Tradition may be a more acceptable authority than any person- clergy included- who is not to be trusted, especially if they are viewed as being an outsider.

The key to understanding this condition bon may be discovered in the congregation's history. Congregations in the maintenance mode may have been abused. Abuse thwarts healthy personality development. Authoritarian clergy may been abusive in their insistence that a congregation conform to their narrow interpretation and expectation of what it means to be of a particular denomination or of a specific cultural influence, i.e. Irish Catholic, Norwegian Lutheran, or Scottish Presbyterian. Pastors may also become abusive in their use of the congregation for their personal vision of the church. Deriding the congregation for what it is not, or for what it needs to do is abusive. This type of observation coupled with an absence of affirmation for the gifts, abilities, and ministry interests of the congregation, is abusive and takes its toll on the corporate psyche of the congregation. As the child who is raised with criticism becomes distant, critical, or even hostile, so it is with congregations.

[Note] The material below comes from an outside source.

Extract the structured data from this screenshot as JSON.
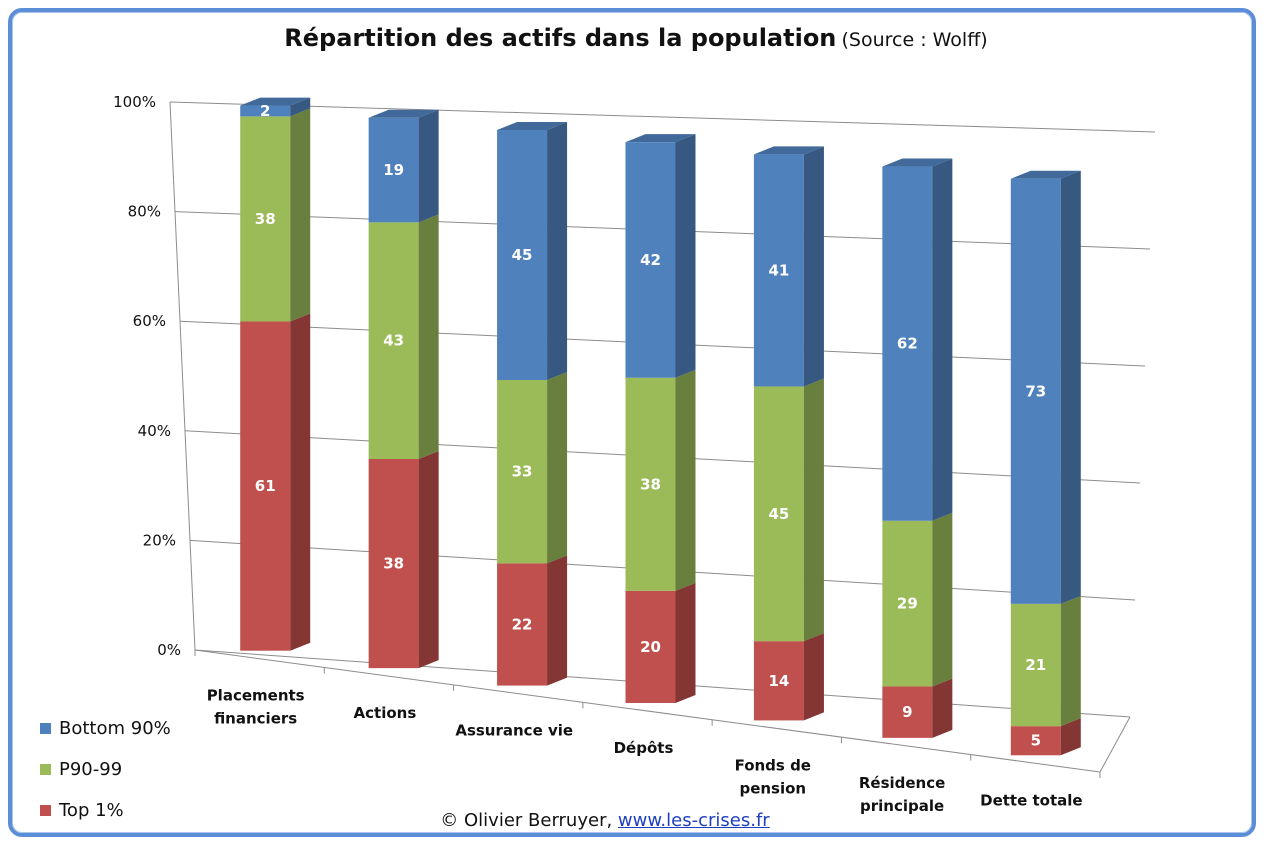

The maintenance mode congregation often becomes focused on the past: on a time when there was meaning. It remembers being the largest church in the community or having the best choirs, or being Norwegian, or German, etc. It more clearly understands what it was, than who it is. The congregation comes to believe that it will never be acceptable until it returns to that former state of glory. Or, in a state of denial, it believes that it is still there.

Healing and hope come as the congregation's giftedness is affirmed. Note, however, it may take a great deal of positive attention and continual reinforcement to overcome years of negative messages. The present active voices of self-diminishment will also need to be replaced with words of grace. It will take time, but the joy for pastor and people can be awesome.